Découvrir Yor… Interview…
“Yor”, c’est votre vrai nom ou un nom de scène ?

Ce n’est pas un nom de scène et encore moins un pseudonyme. Pseudo veut dire faux. Un pseudonyme est donc un faux nom. Yor est plutôt un surnom que m’a offert le fils d’un ami qui, lorsqu’il avait 2 ans, n’arrivait pas à prononcer mon prénom d’état civil, Georges. Yor est donc un cadeau, un nom que j’aime : un “philonyme”. Et depuis 20 ans, bien avant mon retour à la scène, tout le monde m’appelle ainsi.

Votre retour à la scène ?
Oui, j’ai commencé à faire des concerts à 17 ans. Puis j’ai enseigné la guitare et je me suis retrouvé dans la peau d'un musicien sans l’avoir vraiment choisi. J’ai d’ailleurs laissé tomber la musique au profit de l’enseignement et du théâtre. Et il y a une dizaine d’années, je me suis fait agresser, je me suis retrouvé à l’hôpital pour m’entendre dire que je n’avais rien de cassé, mais que j’avais des traces bizarres dans le cerveau, qui semblaient être des métastases. À ce moment-là, je me suis posé la question de ce que j’avais vraiment envie de faire avant de partir. La réponse fut évidente : de la musique. Au moment où je pensais mourir, la musique m’a donné envie de vivre. Comme entretemps j’avais été enseignant et comédien, je ne me voyais pas m’exprimer uniquement à travers des notes. J’ai voulu donner la parole à la musique, je me suis mis à écrire des chansons… Et finalement, les médecins m'ont annoncé qu'ils s'étaient trompés, que je n'avais rien et que j'allais pouvoir faire plus qu'un dernier concert…

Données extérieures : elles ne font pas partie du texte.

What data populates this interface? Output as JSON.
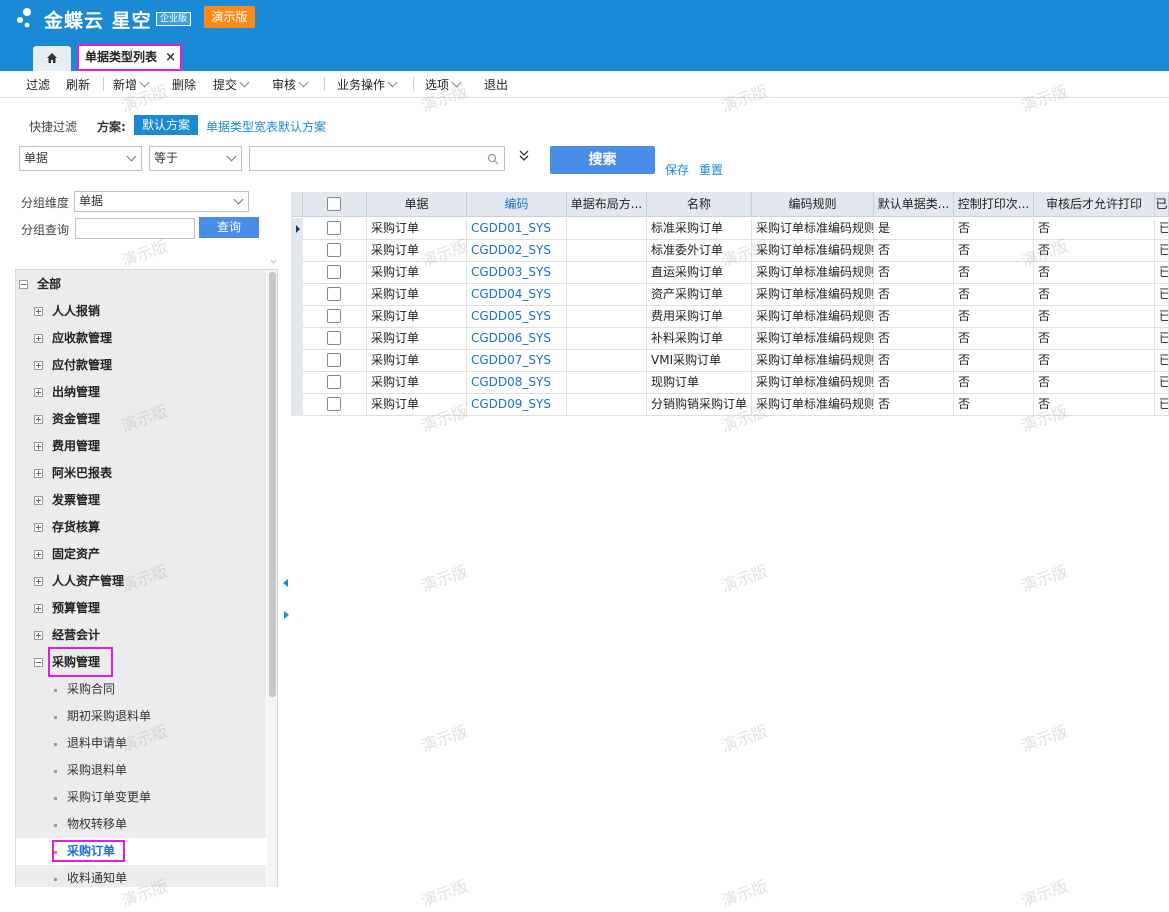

Comment décririez-vous votre style musical ?
J’aime la musique… les musiques. Je vais puiser dans tous les styles qui peuvent servir mon propos. Les mots et les notes, le verbal et le non-verbal sont au service du sens que je veux transmettre. Je n’ai donc pas de style particulier, mais j’aime quand ça “groove”. Le rythme est fondamental pour moi, dans la musique et dans les paroles. J’aime faire danser et chanter les mots, faire danser et chanter les cœurs. Et puis j’aime créer des liens, des ponts entre les gens et aussi entre les cultures… J’adore les métissages y compris dans la musique.
 
Des articles de presse, dans le magazine Happinez notamment, vous présentent comme le poète et musicien Orphée qui descendit aux Enfers avant de remonter à la surface de la Terre ? Cela vous parle-t-il ?
J’ai perdu en quelques années les figures fondamentales du lien, avant qu’on ne m’annonce que c’était moi le prochain sur ma liste noire. Et je vis mon retour à la chanson comme une résurrection. Alors, oui, ça me parle, même si j’ai toujours du mal avec les définitions. Je ne me vis ni comme un musicien ni comme un poète, je fais de la musique, j’écris des textes, et j’essaie d’incarner le plus possible les notes et les mots que je chante.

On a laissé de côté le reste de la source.